Quarantine Diary is a photo journal documenting my first month in isolation during the COVID-19 pandemic in New York City, from March 20—when the official shelter-in-place order was announced—through April 20, 2020.

In my late teens and early twenties, I struggled with depression. After years of slow recovery and the privilege of self-employment, I’d built a sense of structure and stability. But when the pandemic hit, that progress felt suddenly fragile.

Living alone, I feared the isolation would unravel a decade’s worth of healing. In an effort to stay grounded, I created a simple regimen: one photo every day for thirty days. This daily practice became a way to impose routine, observe small details, and reclaim a sense of control in a world that had come to a standstill.

The resulting images were published  on The New Yorker's Instagram feed from May 6-13, 2020 and A Feminine Lexicon, a digital exhibit by Ferragamo, on May 20, 2022.

March 20, 2020

New York City is officially on lockdown.

I feel guilty for being able to work from home during this time of crisis. I think about the essential workers who are risking their lives while I’m at home staring into this vast stretch of time and availability, pondering how I’m going to fill it.

I also worry that I won’t be able to get out of bed.

March 21, 2020

An old man called me a chink today.

Even worse, I didn’t say anything back.

I don’t know why it still affects me to this day. All of those years I’d spent defending myself out on the playground. All of those years I’d waxed poetic about Asian American empowerment and media representation and showing up for each other.

You’d think I’d have something to say. You’d think I’d be able to show up for myself.

Instead, I shifted my gaze down and continued to stand in line as if nothing happened. I walked home with arms full of grocery bags, of canned goods and toilet paper. I sat on the toilet and cried.

March 22, 2020

I woke up and put on eye makeup for some reason.

March 23, 2020

Got my first coronavirus assignment today. Some people say I am an idiot for taking the job, but my photographer friends understand—if not for the money, for the reminder that I can still be of use in this world.

March 24, 2020

Woke up to news that a friend died from COVID-19. He died alone in the hospital—that’s all we know. I think about his partner and five-year-old daughter. Has mom broken the news yet? What was the last thing they all did together?

Shot the assignment later in the afternoon. I walked around a deserted Soho feeling slightly overdressed in my blue mask and rubber gloves. At the corner of Broadway and Prince, a lone carpenter sawed off plywood panels to board up the Coach store.

Here’s a snap I took on my way home.

March 25, 2020

Woke up to news that my Chinese friend got jumped on the subway last night. He was on his way back from the hospital, caring for his brother who was recently admitted for a non-COVID-related illness. He is okay physically, but his partner fears that it may have triggered his PTSD.

I spent the rest of the day trying to stay busy and productive, so my mind doesn’t wander off to dark places.

I'm scared to go outside.

March 26, 2020

My clothes were starting to stink, so I went to the laundromat. A paper sign read: CLOSED. I hope the owners are okay. I remember the owner’s wife mentioning that they live with their elderly parents, a few blocks down off 18th Ave. I wonder if they have everything they need.

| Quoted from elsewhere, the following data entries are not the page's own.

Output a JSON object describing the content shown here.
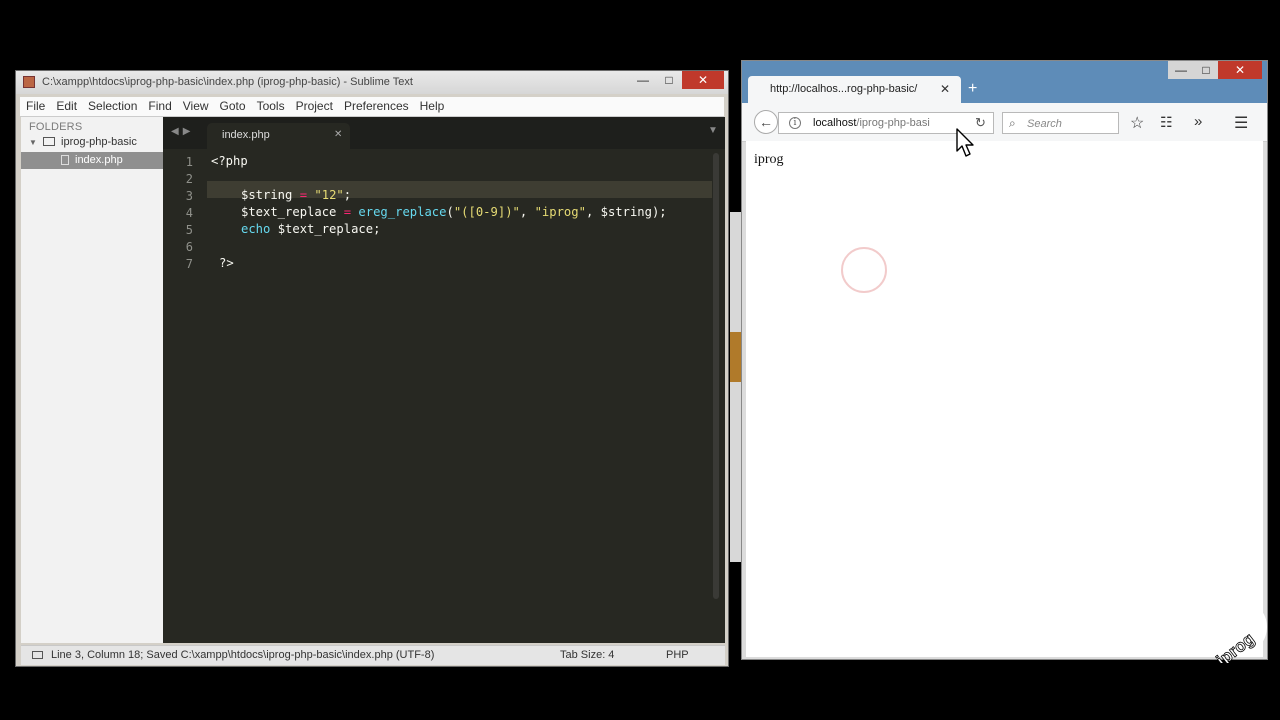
{
  "sublime": {
    "title": "C:\\xampp\\htdocs\\iprog-php-basic\\index.php (iprog-php-basic) - Sublime Text",
    "menu": [
      "File",
      "Edit",
      "Selection",
      "Find",
      "View",
      "Goto",
      "Tools",
      "Project",
      "Preferences",
      "Help"
    ],
    "sidebar": {
      "header": "FOLDERS",
      "folder": "iprog-php-basic",
      "file": "index.php"
    },
    "tab": {
      "label": "index.php"
    },
    "line_numbers": [
      "1",
      "2",
      "3",
      "4",
      "5",
      "6",
      "7"
    ],
    "code": {
      "l1": "<?php",
      "l3_var": "$string",
      "l3_op": "=",
      "l3_str": "\"12\"",
      "l3_end": ";",
      "l4_var": "$text_replace",
      "l4_op": "=",
      "l4_fn": "ereg_replace",
      "l4_open": "(",
      "l4_arg1": "\"([0-9])\"",
      "l4_comma1": ", ",
      "l4_arg2": "\"iprog\"",
      "l4_rest": ", $string);",
      "l5_kw": "echo",
      "l5_rest": " $text_replace;",
      "l7": "?>"
    },
    "status": {
      "left": "Line 3, Column 18; Saved C:\\xampp\\htdocs\\iprog-php-basic\\index.php (UTF-8)",
      "tab_size": "Tab Size: 4",
      "syntax": "PHP"
    }
  },
  "firefox": {
    "tab_title": "http://localhos...rog-php-basic/",
    "url_host": "localhost",
    "url_path": "/iprog-php-basi",
    "search_placeholder": "Search",
    "page_text": "iprog"
  },
  "watermark": {
    "text": "iprog"
  },
  "colors": {
    "editor_bg": "#272822",
    "string": "#e6db74",
    "operator": "#f92672",
    "function": "#66d9ef",
    "firefox_accent": "#5e8cb8"
  }
}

Shit. Does this mean I'm going to have to wash my clothes in the bath tub?

March 27, 2020

The only way I know today is Friday is because the streets are lined with garbage bags.

I can feel my mind start to unravel in the mornings, so I plan a strict regimen.

7:00am: Get out of bed and brush teeth.
7:05am: Drink water.
7:10am: Clean a section of the apartment (designated by day).
7:20am: Do morning stretches.

Once I get to 7:20am, I feel like I can get through the rest of the day.

March 28, 2020

I went to the store again today. On the way there I tried to rehearse clever comebacks in case someone decided to call me a chink again. I couldn’t come up with any good ones besides “go fuck yourself.”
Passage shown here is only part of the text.